Ладно. – Глазки вытерла. – Всего уж на этом свете было. Это злыдни живут – не знают. А другие всё-ё понимают. Только молчат…
Платок на голове пригладила. Стала косички расплетать.
– Беспамятные мы с тобой. С утра совсем позабыли. А ты-то? Могла бы и напомнить. Принесла гребешок: расчеши, мол, бабушка. Теперь-то все спуталось… Ну ничего. Разберу по прядочке. А ты терпи да слушай…
Как расплачется душа, как растужится. Перед Спасовым стоит перед образом. Как же трудно ей, душе, с белым телом расставаться – в даль небесную уходить, да за три горы. А за первой-то горой там смола кипит – смола черная да липучая. Али хочешь ты, душа, во смоле сидеть? Она плачется, отбивается.
Как услышал Господь, сам расплакался. Посылает навстречу двоих ангелов. Вот идут они дорогой Небесною – повстречали ее, взяли под руки. Что ж ты, спрашивают, душа, мимо раю прошла? Мимо раю прошла – не заглядывала…
Опечалилась она, клонит голову. Обращает речь к Божьим ангелам. «Я б и рада к вам в кипарисный рай. Да грехи мои нераскаянные. Чем я, грешная, оправдаюся? Окаянная, чем порадуюсь?»
Отвечают ей Божьи ангелы: «Ты не плачь, душа, оботри слезу. Кабы нам судьба на земле прожить, уж и мы б небось грех изведали…»
//-- * * * --//
…Ручеек мелкий. Бежит, играется, только вода больно мутная. По мосточкам сошла: ничего, думаю, напьюсь. Только нагнулась, глядь, глазам своим не верю. Дно-то колечками усыпано. Изумилась, зачерпнула горсть. Сейчас, радуюсь, выберу драгоценное, золотое… Ладонь раскрыла, а они как порскнут. Прыгают, прыгают – будто лягушки. В детстве-то, помню, сунешься под корягу, а там гнездо. Нашаришь, полной горстью ухватишь, а они порскают, порскают… Что же это за сторона такая, если кольца у них – взамен лягушек?..
Голову подняла: гора высокая. А на горе башня. До самого неба дотянулась. И радио, слышу, играет – громко, по всей земле.

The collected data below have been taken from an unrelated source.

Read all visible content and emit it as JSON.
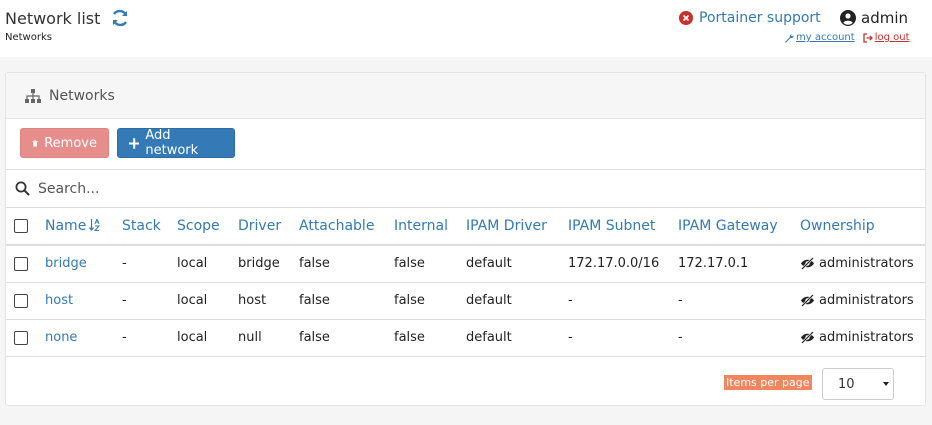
{
  "header": {
    "title": "Network list",
    "breadcrumb": "Networks",
    "support_label": "Portainer support",
    "username": "admin",
    "my_account_label": "my account",
    "logout_label": "log out"
  },
  "widget": {
    "title": "Networks",
    "remove_label": "Remove",
    "add_label": "Add network",
    "search_placeholder": "Search..."
  },
  "table": {
    "columns": [
      "Name",
      "Stack",
      "Scope",
      "Driver",
      "Attachable",
      "Internal",
      "IPAM Driver",
      "IPAM Subnet",
      "IPAM Gateway",
      "Ownership"
    ],
    "rows": [
      [
        "bridge",
        "-",
        "local",
        "bridge",
        "false",
        "false",
        "default",
        "172.17.0.0/16",
        "172.17.0.1",
        "administrators"
      ],
      [
        "host",
        "-",
        "local",
        "host",
        "false",
        "false",
        "default",
        "-",
        "-",
        "administrators"
      ],
      [
        "none",
        "-",
        "local",
        "null",
        "false",
        "false",
        "default",
        "-",
        "-",
        "administrators"
      ]
    ]
  },
  "pagination": {
    "items_per_page_label": "Items per page",
    "items_per_page_value": "10"
  },
  "colors": {
    "primary": "#337ab7",
    "danger_light": "#e58e8c",
    "danger": "#c9302c",
    "label_bg": "#f0865e"
  }
}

Так это ж Москва, догадываюсь… И радостно мне стало. В Москве-то доктор живет. Сюзанночку от немоты излечит. Только найти его надо – поспрашивать людей. Мосточки сухие, гладкие. Иду, по сторонам оглядываюсь. Вижу, женщина приятная. На Зою Ивановну похожая.
Пошла к ней.
Так и так, советуюсь. Вот она меня выслушала и говорит: а где же ваш ребеночек? Так дома, отвечаю, осталась. Она ведь в садик не ходит, все с бабушками сидит. Это я, говорю, поехала – выходить замуж. А женщина эта обрадовалась. Что ж вы, говорит, сразу не признались? Растерялась я, отвечаю. И жених мой запаздывает – видно, заблудился. Тут она засмеялась: не может быть! Одна к нам дорога: не собьешься. Вон, указывает, ворота. Через них и въезжают.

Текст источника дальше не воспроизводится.